0
votes

I'm attempting to leverage Angular 4.3+ HTTP_INTERCEPTORs to create a cache.

The idea that if the call's result has already been cached, it should push the cached result on the observable, and then continue with the http call.

This way, the user gets to see his data instantly if it's cached, so he can view it while the server is still retrieving the (potentially unchanged) data.

However, I don't know how to return an observable with an initial value that will get processed properly by the .subscribe.

For example:

someApi.get$(1).subscribe((result: any) => {
 console.log("Got result " + result);
});

...

// inside the interceptor
intercept(request: HttpRequest<any>, next: HttpHandler): Observable<HttpEvent<any>> {
  // whole bunch of logic
  let cachedResult = somethingRetrievedFromMyCache;
  // How do I "return" cachedResult?
  // Things I've tried:
  // .startWith(cachedResult)
  // Observable.of(cachedResult).concat(next.handle(request))
  return next.handle(request);
}

Expected scenario:

Got result [cachedResult]
Got result [newResult]

Thanks

1
What didn't work with Observable.of(cachedResult).concat(next.handle(request))?
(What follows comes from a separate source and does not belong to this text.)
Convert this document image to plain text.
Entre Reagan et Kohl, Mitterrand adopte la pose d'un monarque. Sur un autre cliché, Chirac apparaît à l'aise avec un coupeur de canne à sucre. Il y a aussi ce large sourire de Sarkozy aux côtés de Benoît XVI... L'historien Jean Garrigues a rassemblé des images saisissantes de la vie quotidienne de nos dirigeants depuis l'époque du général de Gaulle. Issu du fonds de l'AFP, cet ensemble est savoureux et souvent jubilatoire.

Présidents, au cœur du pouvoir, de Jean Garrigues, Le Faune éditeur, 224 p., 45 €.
This looks correct to me.martin
@martin , this only triggered "Got result [newResult]".Aventil
Are you sure cachedResult wasn't empty?martin
See this stackblitz.com/edit/rxjs5-hnzwtt?file=index.ts (open console to see the result).martin
@martin Odd. The stackblitz example works fine, and the code is pretty much identical. cachedResult is not empty; it's a HTTPEvent (that's been converted to json and then parsed back again). Maybe Angular's HttpClient doesn't work as we might expect?Aventil

1 Answers

0
votes

It appears that interceptors is not the place to concat() Observables to one another. Ideologically this makes sense, as interceptors are moreso meant to transform a request.

I have found that concat() works as expected if I do it higher-level. Building on my example of the initial post:

someApi.get$(1).subscribe((result: any) => {
 console.log("Got result " + result);
});

// inside someApi
get$(id: int): Observable<T>{
  ... // caching logic
  let cachedResult = somethingRetrievedFromMyCache;
  if(cachedResult){
     return Observable.of(cachedResult).concat(this.httpClient.get<T>(url));
  }

  return this.httpClient.get<T>(url);
}

This works, subscribers get notified twice.

The inner workings of interceptors must be different than what I assumed, and are handling the observable being created differently than one would expect.